The `sql` function on a `SparkSession` enables applications to run SQL queries programmatically and returns the result as a `DataFrame`.

In [None]:
# Register the DataFrame as a SQL temporary view
df.createOrReplaceTempView("people")

In [None]:
sqlDF = spark.sql("SELECT * FROM people")
sqlDF.show()

#### Infer Schema using Reflection
Spark SQL can convert an RDD of Row objects to a DataFrame, inferring the datatypes. Rows are constructed by passing a list of key/value pairs as kwargs to the Row class. The keys of this list define the column names of the table, and the types are inferred by sampling the whole dataset, similar to the inference that is performed on JSON files.

In [None]:
# Load a text file and convert each line to a Row.
# Lines is an RDD of rows
lines = spark.sparkContext.textFile("file:/home/work/people.txt") # Replace with spark.read.text
parts = lines.map(lambda l: l.split(","))

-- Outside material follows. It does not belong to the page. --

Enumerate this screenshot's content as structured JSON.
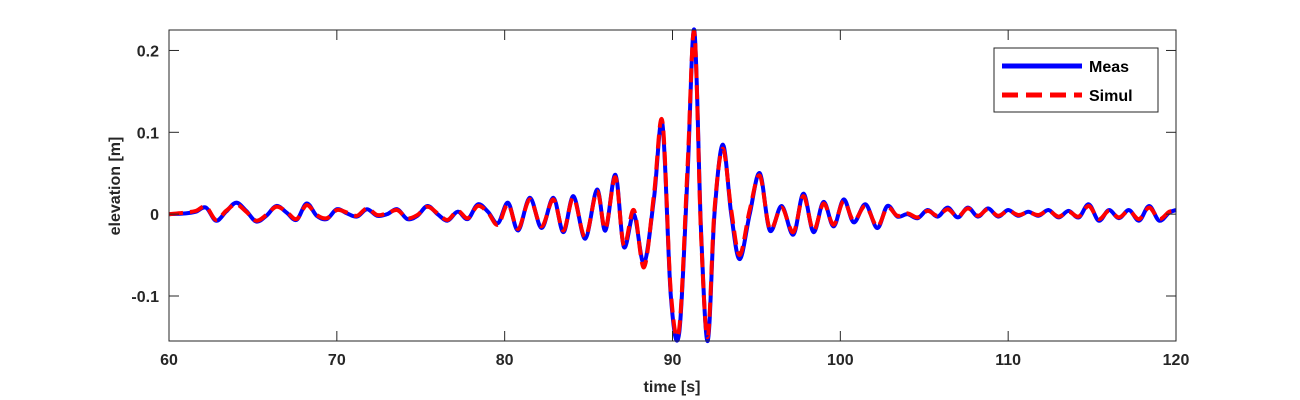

# Define a dictionary of kwargs to specify the schema
# Name is of type str(default) and age is of type int
people = parts.map(lambda p: Row(name=p[0], age=int(p[1])))

In [None]:
# Infer the schema
schemaPeople = spark.createDataFrame(people)

# Register the DataFrame as a table.
schemaPeople.createOrReplaceTempView("people")

In [None]:
# SQL can be run over DataFrames that have been registered as a table.
teenagers = spark.sql("SELECT name FROM people WHERE age >= 13 AND age <= 19")

In [None]:
# DataFrame.rdd returns the content as `pyspark.RDD` of `Row`.
teenNames = teenagers.rdd.map(lambda p: "Name: " + p.name).collect()
for name in teenNames:
    print(name)

#### Programmatically Specifying the Schema


In [None]:
# Load a text file and convert each line to a Row.
# Lines is an RDD of rows
lines = spark.sparkContext.textFile("file:/home/work/people.txt")
parts = lines.map(lambda l: l.split(","))

# Each line is converted to a tuple.
people = parts.map(lambda p: (p[0], p[1].strip()))

In [None]:
# Manually specify the schema
fields = [StructField("name", StringType(), True),
         StructField("age", IntegerType(), True)]
schema = StructType(fields)

In [None]:
fields

In [None]:
# Apply the schema to the RDD.
schemaPeople = spark.createDataFrame(people, schema)

In [None]:
schemaPeople.printSchema()

In [None]:
# Creates a temporary view using the DataFrame
schemaPeople.createOrReplaceTempView("people")

# SQL can be run over DataFrames that have been registered as a table.
results = spark.sql("SELECT name FROM people")

results.show()

In [None]:
spark.stop()